Kamis, 19 Januari 2012

Short Comments - Relieved

Feeling a little more relieved after reading some quotes here and there
Maybe she is not the best for me.
Okay then, I don;t want to think about you and think about me.

Simply strive forward to the never-ending tomorrow

Rabu, 18 Januari 2012

Wrecked Just at the Right Time

Okay, so the story goes like this
I am bout to leave my bad habit and advance to a better life
I was doing things and tasks I have to do when suddenly I stumbled upon bad things again, badder than the things of yesterday
It sends shiver down my spine, my trembling self cannot stand the sight
And now, feeling nauseatic and traumatic, I am trying to forget that thing I suddenly remembered out of the blue

Come on, live the life to the fullest, cherish your life!

Jumat, 13 Januari 2012

Another Work in The Eleventh Hour

Back again in the middle of the night.
Trying to express my feelings here and train my writing skills.
I just gotta learn a lot of things to make the future clearer for me.

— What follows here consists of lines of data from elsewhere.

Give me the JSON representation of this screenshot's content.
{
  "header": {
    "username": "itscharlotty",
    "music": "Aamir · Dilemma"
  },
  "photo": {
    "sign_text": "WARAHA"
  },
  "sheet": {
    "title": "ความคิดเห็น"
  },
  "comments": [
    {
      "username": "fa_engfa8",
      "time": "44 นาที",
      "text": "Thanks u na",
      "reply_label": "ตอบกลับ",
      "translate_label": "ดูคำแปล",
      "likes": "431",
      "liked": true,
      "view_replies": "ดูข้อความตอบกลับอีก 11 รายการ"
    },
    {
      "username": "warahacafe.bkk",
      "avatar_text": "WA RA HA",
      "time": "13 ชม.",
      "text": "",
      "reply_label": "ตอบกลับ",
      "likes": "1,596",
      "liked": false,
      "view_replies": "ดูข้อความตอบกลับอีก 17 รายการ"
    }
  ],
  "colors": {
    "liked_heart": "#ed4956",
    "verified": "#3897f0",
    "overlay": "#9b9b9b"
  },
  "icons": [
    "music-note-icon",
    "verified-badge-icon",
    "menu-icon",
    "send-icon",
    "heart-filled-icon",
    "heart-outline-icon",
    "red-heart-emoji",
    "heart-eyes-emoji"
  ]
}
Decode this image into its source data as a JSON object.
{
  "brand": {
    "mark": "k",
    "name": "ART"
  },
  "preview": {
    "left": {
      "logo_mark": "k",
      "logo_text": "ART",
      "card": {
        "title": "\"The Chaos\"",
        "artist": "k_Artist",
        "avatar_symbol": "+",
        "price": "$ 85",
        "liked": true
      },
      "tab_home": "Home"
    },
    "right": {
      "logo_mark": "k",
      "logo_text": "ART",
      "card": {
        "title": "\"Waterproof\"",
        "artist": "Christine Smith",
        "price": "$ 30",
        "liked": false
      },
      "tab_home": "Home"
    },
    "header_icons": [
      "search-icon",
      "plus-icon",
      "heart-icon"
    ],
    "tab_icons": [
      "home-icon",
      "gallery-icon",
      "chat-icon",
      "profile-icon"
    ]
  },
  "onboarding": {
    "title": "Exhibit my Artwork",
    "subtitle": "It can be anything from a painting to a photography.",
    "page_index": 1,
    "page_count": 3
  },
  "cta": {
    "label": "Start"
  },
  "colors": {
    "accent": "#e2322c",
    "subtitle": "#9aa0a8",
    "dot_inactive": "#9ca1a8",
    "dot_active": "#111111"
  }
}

Leaning my chest towards the thin napkin as my fingers type.
Listening to NoGoD's "Kakusei" enlightens my feeling and deprivation

Maybe before I start working for today, I wanna share what that song means for me
Literally, "Kakusei" means awake. The song is 'bout someone that can't afford to express his/her feeling to the world
The song encourages the shy guys to speak up following their heart's content.
Hence, the chorus line of the song, "Kimi no koe wo kakusei se yo" that means "Awaken your voice!"

Everytime I am breaking down (not breaking dawn the asswipe movie) this song raises me up again and again
I just can't get enough of the whole songs in NoGoD's first major album "Kakera".

That's enough, the test comes tomorrow. Gotta prepare myself for battle.
Jya, mata aou da ;)

Kamis, 12 Januari 2012

Few Minutes Away, Billions of Feelings

First, I just want to say sorry that my first posts don't have anything to do with the GazettE and other VKei bands, Kinda get carried on.

So, when I still got the spirit to write, well here I am.

I walked around Google to find my fellow schoolmates' blogs and what did I find?
Yeah, my schoolmate's blog. But, I just stumbled upon a wrong schoolmate's blog.
It was just a coincidence and I got a little carried on and explored here and there.
Smiling face and slowly depressed feeling comes to surface.

Kind of a weird post, indeed.
Honestly, I am not really good in writing.
I just don't have a sense of humor recently, don't know what caused what or maybe who caused what.
And I am slacking off from work again

First Post Far Too Early in the Morning

Okay, first post.
It is 1 A.M. in the morning and I just can't sleep yet.
Slacking off from work, I Don't know what I am looking for in this cold night.
And I just got a flash of an idea to make this blog, and I am here writing my first post in this blog.
I hope it can stay alive longer than my last.

Back to work, got classes tomorrow
Feeling not too well, caught a flu and thank God I didn't get a cold and not planning to..
Probably not going to sleep this night.

Hoping that sickness won't devour me for what I shouldn't have done
Wish me luck today, storm is coming.